Fantasy Football English Style
If I've got one criticism of Fantasy Football NFL style, it's the sometimes over serious way in which it is reported.  Sites such as NFL.com have excellent Fantasy sections, with plenty of advice and stats. But they also employ people like Michael Fabiano, to purely talk about Fantasy Football and to even host shows entirely dedicated to Fantasy Football.  Fabiano is a good journalist, but the way he discusses Fantasy Football, you'd think he was talking to people who genuinely owned the players.  I like his enthusiasm, but sometimes he needs reminding that it's not real!  At times, it feels like you're watching a Finance programme. It's all a bit serious for what essentially is a fun game to play whilst watching the NFL.  Give me Skinner, Baddiel and Statto any day of the week! Well, any day before they moved to ITV that is.

Anyway, what's this all got to do with eliminating a team?  Well, it'd be great if I could draft a couple of players from my real life team into my Fantasy team.  I'm not talking about "mass team drafting" - this is the process whereby a supporter of a team will fill his Fantasy team with players from the team he supports.
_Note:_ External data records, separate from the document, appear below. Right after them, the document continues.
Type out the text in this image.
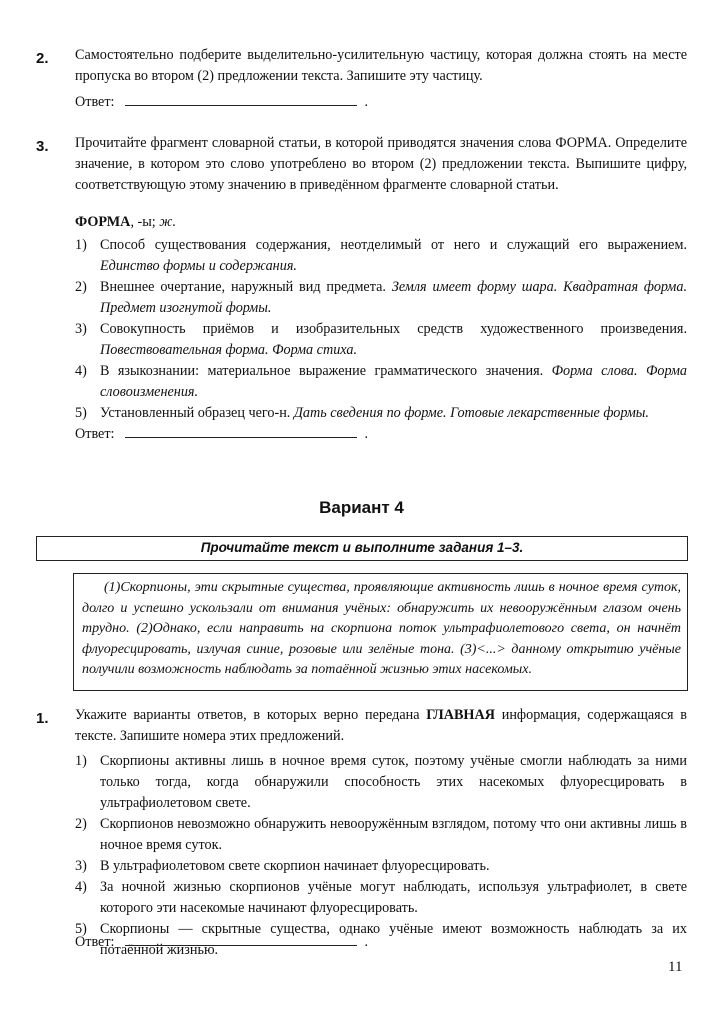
2. Самостоятельно подберите выделительно-усилительную частицу, которая должна стоять на месте пропуска во втором (2) предложении текста. Запишите эту частицу.
Ответ:	.
3. Прочитайте фрагмент словарной статьи, в которой приводятся значения слова ФОРМА. Определите значение, в котором это слово употреблено во втором (2) предложении текста. Выпишите цифру, соответствующую этому значению в приведённом фрагменте словарной статьи.
ФОРМА, -ы; ж.
1) Способ существования содержания, неотделимый от него и служащий его выражением. Единство формы и содержания.
2) Внешнее очертание, наружный вид предмета. Земля имеет форму шара. Квадратная форма. Предмет изогнутой формы.
3) Совокупность приёмов и изобразительных средств художественного произведения. Повествовательная форма. Форма стиха.
4) В языкознании: материальное выражение грамматического значения. Форма слова. Форма словоизменения.
5) Установленный образец чего-н. Дать сведения по форме. Готовые лекарственные формы.
Ответ:	.
Вариант 4
Прочитайте текст и выполните задания 1–3.
(1)Скорпионы, эти скрытные существа, проявляющие активность лишь в ночное время суток, долго и успешно ускользали от внимания учёных: обнаружить их невооружённым глазом очень трудно. (2)Однако, если направить на скорпиона поток ультрафиолетового света, он начнёт флуоресцировать, излучая синие, розовые или зелёные тона. (3)<...> данному открытию учёные получили возможность наблюдать за потаённой жизнью этих насекомых.
1. Укажите варианты ответов, в которых верно передана ГЛАВНАЯ информация, содержащаяся в тексте. Запишите номера этих предложений.
1) Скорпионы активны лишь в ночное время суток, поэтому учёные смогли наблюдать за ними только тогда, когда обнаружили способность этих насекомых флуоресцировать в ультрафиолетовом свете.
2) Скорпионов невозможно обнаружить невооружённым взглядом, потому что они активны лишь в ночное время суток.
3) В ультрафиолетовом свете скорпион начинает флуоресцировать.
4) За ночной жизнью скорпионов учёные могут наблюдать, используя ультрафиолет, в свете которого эти насекомые начинают флуоресцировать.
5) Скорпионы — скрытные существа, однако учёные имеют возможность наблюдать за их потаённой жизнью.
Ответ:	.
11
This  invariably ends in abject failure.  No, just a couple of players will do.
So, I'm going to look at the Fantasy totals achieved by the best team available from each of my 12 remaining teams and eliminate the lowest.  To complete this I will be using the end of season totals from nfluk.com, the team's highest point scorer for each Fantasy position and approximately 5 cups of strong, black coffee.
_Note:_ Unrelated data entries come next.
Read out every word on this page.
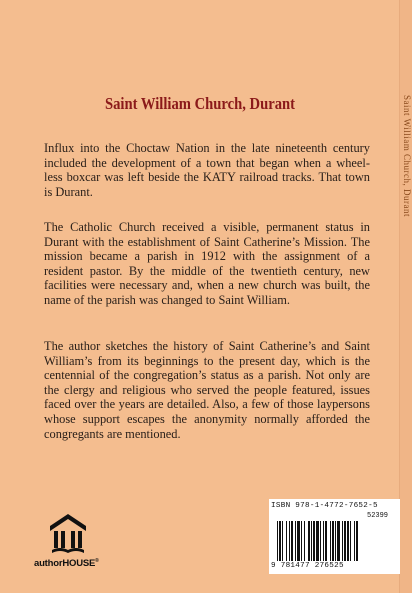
Saint William Church, Durant
Saint William Church, Durant

Influx into the Choctaw Nation in the late nineteenth century included the development of a town that began when a wheel-less boxcar was left beside the KATY railroad tracks. That town is Durant.

The Catholic Church received a visible, permanent status in Durant with the establishment of Saint Catherine’s Mission. The mission became a parish in 1912 with the assignment of a resident pastor. By the middle of the twentieth century, new facilities were necessary and, when a new church was built, the name of the parish was changed to Saint William.

The author sketches the history of Saint Catherine’s and Saint William’s from its beginnings to the present day, which is the centennial of the congregation’s status as a parish. Not only are the clergy and religious who served the people featured, issues faced over the years are detailed. Also, a few of those laypersons whose support escapes the anonymity normally afforded the congregants are mentioned.

authorHOUSE®
ISBN 978-1-4772-7652-5
52399
9 781477 276525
If you didn't follow all that then don't worry, just look at the pretty numbers below:

1. Detroit 1122
2. Green Bay 1109
3. Philadelphia 1072
4. Atlanta 1069
5. Carolina 1011
6. New York Jets 919
7. Cincinnati 916
8. Houston 872
9. Buffalo 856
10. Tennessee 848
11. Minnesota 842
12. Denver 768

There we have it, by virtue of having the lowest Fantasy score of the 2011 season, I'm eliminating the Denver Broncos.  As usual, it's not an entirely fair way of eliminating a team but rules are rules.  Detroit topped the charts, largely thanks to the Stafford-Johnson partnership that terrorized Secondaries in 2011. The only rivals to Denver were the Vikings, but a team with arguably the best running back in the league were always likely to avoid the wooden spoon.

Some bloke kneeling down.
He's probably a bit tired
Hmm, I'm torn over whether I'm happy with this elimination or not.  On the one hand, Denver's 2011 story was one of the most extraordinary I've encountered in any sport I've ever followed. Some of their comebacks beggared belief and in Timothy Tebow they have one of the most polarizing sportsmen on the planet.  I actually like Tebow, as say what you like about him, he undeniably works so hard at his game and has an unshakable belief in his potential.  Besides, how can you not love this  http://www.youtube.com/watch?v=1CWdPXn4xqo&feature=related

Having said that, there is still a large part of me that can see it all ending in tears next season. The experts can't all be wrong.  Surely Tebow will get found out and the Option play will be exposed as the out of date strategy that it is?  When it's bad, it's really bad (See the last 3 games of the regular season) and no matter how often you talk to God, if you can't adapt into an efficient passing QB then your days in the league are numbered.
Believe it or not, Denver also have other players! And it's a shame to lose talents such as Von Miller and Denaryius Thomas, but there you go.  Seeing as I've got no teams left from the AFC West, I'd like to see Denver have a good 2012 as it'll make for some unmissable viewing and "experts2 going into meltdown at the implausibility of it all!